After shoveling the driveway at 4AM, and imagining how much the neighbors must have loved the sound of my snow shovel scraping and grumbling along, I discovered the planet Jupiter. It was just hanging there in the constellation Gemini. A pretty good place for it, I think. I was hoping to spot a satellite flying by but the odds of that are pretty low from where I was standing, with so much of the sky obscured by house and trees. And it’s cold enough this morning that my summer acclimated body was urging my brain to direct it back inside where it was warm. 14° just now, according to the weather widget on my desktop.
According to the folks who measure such things, the Upper Colorado River Basin, which is where we live, is at 164% of normal snowpack for this day, just 36 days into the snow year. But what’s normal these days? Abnormality, mainly. (I almost fit in!) It’s such an event that it was the banner headline in last week’s paper, even. The paper said that at this point we’re already a few inches ahead of the total precipitation for 2012 — the calendar rather than the snow year, that is, and with a good bit of our annual snow yet to come. Unless the abnormality swings the other way, anyway. If this keeps up, all of those folks downstream might be told that it’s okay to water their pointless lawns again.

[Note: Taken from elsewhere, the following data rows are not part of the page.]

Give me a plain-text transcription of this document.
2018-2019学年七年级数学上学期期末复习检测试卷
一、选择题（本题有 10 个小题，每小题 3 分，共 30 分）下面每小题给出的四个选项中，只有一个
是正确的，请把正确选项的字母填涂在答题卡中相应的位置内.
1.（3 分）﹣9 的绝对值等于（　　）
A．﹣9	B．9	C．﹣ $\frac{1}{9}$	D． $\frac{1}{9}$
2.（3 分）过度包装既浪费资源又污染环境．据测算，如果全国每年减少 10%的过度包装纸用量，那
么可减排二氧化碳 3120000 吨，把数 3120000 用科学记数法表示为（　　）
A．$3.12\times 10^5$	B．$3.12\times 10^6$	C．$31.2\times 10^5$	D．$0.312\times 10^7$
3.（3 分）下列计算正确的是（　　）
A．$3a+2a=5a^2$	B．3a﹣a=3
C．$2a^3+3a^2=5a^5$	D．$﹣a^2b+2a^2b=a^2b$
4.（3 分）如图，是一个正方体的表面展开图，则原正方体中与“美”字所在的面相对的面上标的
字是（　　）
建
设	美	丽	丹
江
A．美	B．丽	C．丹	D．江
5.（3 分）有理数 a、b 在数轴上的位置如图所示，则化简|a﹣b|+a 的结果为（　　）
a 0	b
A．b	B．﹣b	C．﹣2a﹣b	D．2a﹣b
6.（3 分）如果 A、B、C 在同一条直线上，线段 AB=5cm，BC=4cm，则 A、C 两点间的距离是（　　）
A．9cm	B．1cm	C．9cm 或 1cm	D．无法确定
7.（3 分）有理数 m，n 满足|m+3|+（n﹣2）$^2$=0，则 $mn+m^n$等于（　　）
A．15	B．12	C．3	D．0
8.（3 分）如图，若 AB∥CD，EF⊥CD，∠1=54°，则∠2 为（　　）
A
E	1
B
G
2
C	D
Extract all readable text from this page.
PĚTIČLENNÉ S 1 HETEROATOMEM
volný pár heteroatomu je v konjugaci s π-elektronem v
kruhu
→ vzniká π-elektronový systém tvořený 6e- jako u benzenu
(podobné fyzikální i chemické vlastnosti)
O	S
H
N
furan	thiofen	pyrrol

You know you live in a dinky town when the local paper is weekly and the banner headline is about snowpack levels even though yours is not a ski town. Also when you start your pickup on the west end of town, and must drive all the way to the east end of it before the heater starts to work. Which proves that our technology is insufficiently advanced. If our technology were sufficiently advanced, the damned heater would provide heat instantly under any conditions. I suppose I could install a block heater — this is the first vehicle I’ve owned in more than 20 years that hasn’t had one. But it’d be wasteful as the truck is parked in a garage that never really gets all that cold so it wouldn’t be protecting the engine from potentially destructive freezing. It would be just so I’d not have a reason to bitch.
I’ve considered installing an electric heater in the cab, but it being a more modrun truck there’s not any unused space that might be safe for such a thing. I suppose I’ll just have to keep bitching.
I figure that if we had the flying cars of the 21st century that we were promised in the 1960’s we’d have by now they’d have excellent climate controls and would never be too hot or too cold. And would also travel any reasonable distance at any desired rate of speed on nothing more than the energy provided by, say, a cat’s sneeze or a butterfly’s fart. And as long as I’m dreaming up a fantasy conveyance, it would have a cannabis vaporizor for the driver and, at the driver’s option, front seat passenger, and a dispenser of some harmless soporific vapor for the back seat to make children and others easier to get along with on long journeys. Then the driver could set the autopilot, knock the passengers out, and enjoy the company of the cat whose sneeze provides the power for the thing. Gone would be the days of the mother-in-law calling out from the back seat, “I think you just missed our turn!”, or kids demanding to know every three minutes, “Are we there yet?”.
Of course we’re there, ya little idiot. That’s why the autopilot switched off the gas.